Weeknote 18/2026
Well here we are. Laura's on sabbatical, John's looking for a job, and We Are (no longer) Open. It's been quite the week.
To be honest, it's been less outwardly emotional than I was expecting, but a couple of migraines as I headed into the weekend suggested that I've probably still got some inner work to do.
A workshop I attended on Friday run by Annalise Lewis entitled Myths We Live By: Metaphor as a Tool for Empowering Change came at just the right time. I knew I was in the a good space when one of the early slides featured a section of a John Martin engraving alongside the words “metaphors are the language of the subconscious.”
Annalise had us do an activity in which we closed our eyes (I know, I know) and she used Clean Language questions to help guide us through some metaphors. I have to work hard at these moments to suspend disbelief, and managed to do so successfully enough to come up with a really weird hybrid metaphor.
Understanding that this will be about as interesting to other people as telling someone about a dream from which you've just awoken, I will remind you that this is my blog and you are here voluntarily. So here we go...
First off, for some reason I pictured a Griffin, and then I thought “no, Doug, that's just lazy" – after which, for some reason, a scene from a David Attenborough documentary entered my mind really vividly. It was the one featuring marine iguanas:
And then I realised that they weren't iguanas that I was contemplating, but chameleons. At this point, I'm not even going to bother connecting the dots for you: if you can't see the relevance to my post-WAO professional life, then I give up.
Writing & Creating
Here, I published:


I didn't publish anything over at Thought Shrapnel.
Reading, Listening, and Watching
I finished There Is No Antimemetics Division by qntm, enjoying it slightly less the second time around. I'm currently weighing up what to read next.
As with last week, I didn't listen to any podcasts or watch anything other than football and a single episode of Taskmaster.
Working
It's a weird feeling to be working in the last week of an organisation you've decided to close. I've left organisations where I've been employed and I've shut down projects, but this was different. On the one hand there things to get done, on the other hand, it was all stuff we were choosing to do; we could have just not done it.
One of the potentially most difficult things to discuss when closing down a business is what happens to the money. I'm pleased to report that the consent-based process we used led to a satisfactory outcome. Along with logistics we'd already itemised, that's what Laura, John, and I focused on getting done on Monday during our last co-op day.
The rest of the week involved meeting with INASP about the technical report we'd sprinted towards for their Rising Scholars website project. They were delighted with our work, and it looks like I'll be doing a bit more with them via Dynamic Skillset.
It was a bit cheeky of me to ask Laura during the final week before her sabbatical to start work on the DCC project around Wallet Attached Storage. But, gracious as ever, she indulged me and created a couple of diagrams which will be extremely helpful.
Nate made more progress on Digital Badges Proof of Concept platform for Skills Development Scotland. However, we weren't quite where we needed to be to run the workshop this week, so I postponed it until next Friday. In the event, that turned out to be a good decision for a couple of reasons: (i) I wouldn't have been in the right frame of mind to run it on the last day of WAO, and (ii) it's meant that more people can come along next Friday than could have done this week.

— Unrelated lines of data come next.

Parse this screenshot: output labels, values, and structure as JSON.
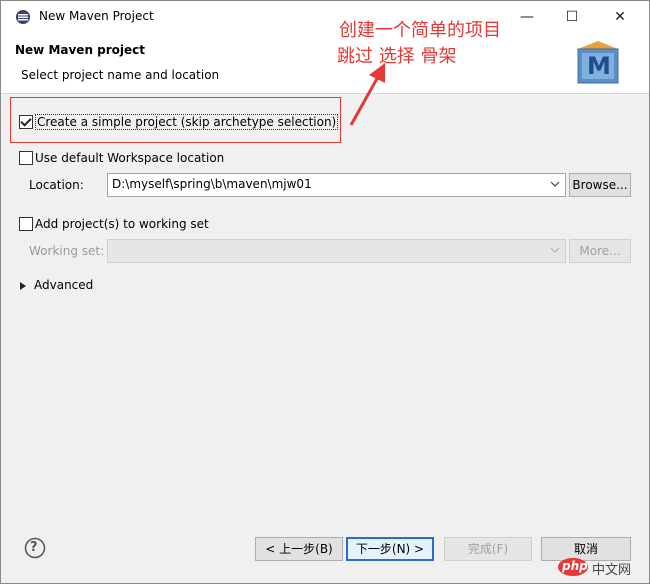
{
  "window": {
    "title": "New Maven Project",
    "minimize_glyph": "—",
    "maximize_glyph": "☐",
    "close_glyph": "✕"
  },
  "header": {
    "title": "New Maven project",
    "subtitle": "Select project name and location",
    "logo_letter": "M"
  },
  "annotation": {
    "line1": "创建一个简单的项目",
    "line2": "跳过 选择 骨架",
    "color": "#e53935"
  },
  "options": {
    "simple_project": {
      "label": "Create a simple project (skip archetype selection)",
      "checked": true
    },
    "default_workspace": {
      "label": "Use default Workspace location",
      "checked": false
    },
    "location_label": "Location:",
    "location_value": "D:\\myself\\spring\\b\\maven\\mjw01",
    "browse_label": "Browse...",
    "working_set_checkbox": {
      "label": "Add project(s) to working set",
      "checked": false
    },
    "working_set_label": "Working set:",
    "working_set_value": "",
    "more_label": "More...",
    "advanced_label": "Advanced"
  },
  "footer": {
    "help_glyph": "?",
    "back_label": "< 上一步(B)",
    "next_label": "下一步(N) >",
    "finish_label": "完成(F)",
    "cancel_label": "取消"
  },
  "watermark": {
    "text1": "php",
    "text2": "中文网"
  }
}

Other than that, helping get the WAO archive page in order, and continuing iterating the 10 new systems thinking tools I'm building, I worked on a proposal related to Digital Public Goods sustainability with Alina Mierlus after Dees posted it to the MozAlums mailing list.
Personal
I've been feeling a lot better physically recently, despite not running as much or intensely meaning that I've put on a bit of weight. So, in addition to doing weights at the gym this week, I attempted a 5k at a normal-ish pace. Ruh-roh. Error. My smartwatch told me I needed 53 hours of recovery time afterwards and I was absolutely exhausted yesterday, and pretty tired today. It turns out that recovering from Stage 3 OTS takes quite a while...
We travelled the 1h 15m each way to Middlesbrough twice this week to watch games that my daughter, Grace, wasn't actually involved in. She's recovering from shin splints, and the physio advised her not to play. Her grassroots team, playing a year up against Academy opposition, had others out through injury – including their (excellent) goalkeeper – so ended up losing 5-0 and then 6-0.
My son, Ben, is considering changing courses from Sport to Geography at Northumbria University, and so went on a field trip with the Geography department this week. He's got exams the week after next, and then he's done for the year. It's been a weird one, due to getting on a course through clearing he hasn't particularly enjoyed and being ill a couple of times. Still, it's better to figure these things out and make decisions earlier in life.
Next week
It's Bank Holiday weekend, so I'm off on Monday. I don't particularly want to think about next week yet, to be perfectly honest, but it will involve working on the projects I mentioned earlier. I'm also still exploring options for running more powerful LLMs locally, after my order for a Mac Studio M2 Ultra at a bargain price ended up being cancelled due to “overwhelming interest.”